With that, the research firm conservatively projected higher credit charge of 16 basis points and 15 basis points for FY16 and FY17.

TA Research observed in the event of any potential improvement towards the banking group’s internal target of 10 basis points, it would result in a four per cent upward revision to its earnings estimates.

On another note, the research firm said Affin is looking to grow its non- interest income from fees and other fee income.

It observed that those include the ability to tap on Hwang DBS’s large clientele base and access to Affin Hwang Capital’s partnership with Japanese Daiwa Securities (Daiwa) group thus potentially giving the group opportunities to ride on Daiwa’s global distribution network and undertake cross border trades.

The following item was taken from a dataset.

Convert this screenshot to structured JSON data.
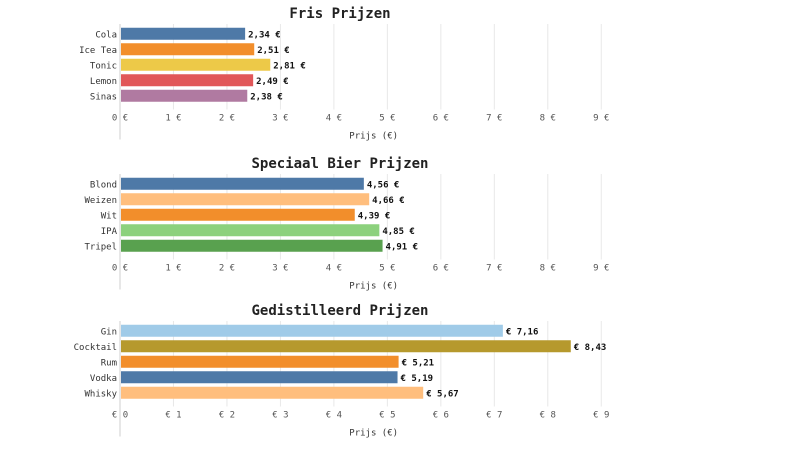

Therefore, TA Research tweaked its FY15 net profit forecast for Affin slightly higher to RM415 million from RM405 million but lowered its earnings estimates for FY16 to RM465.7 million and FY17 to RM490.3 million from RM526.5 million and RM555.2 million previously.

At present, the research firm expects Affin’s FY15 to FY17 loans growth to be modest, broadening by between three to five per cent.

It explained that competition from the larger banking players with a more entrenched customer base could make it difficult for Affin to penetrate certain segments of the market despite commanding some three per cent of the banking industry’s market share.

Additionally, TA Research believed the increasingly difficult operating environment for the banking industry has prompted the bank to grow its loans more selectively.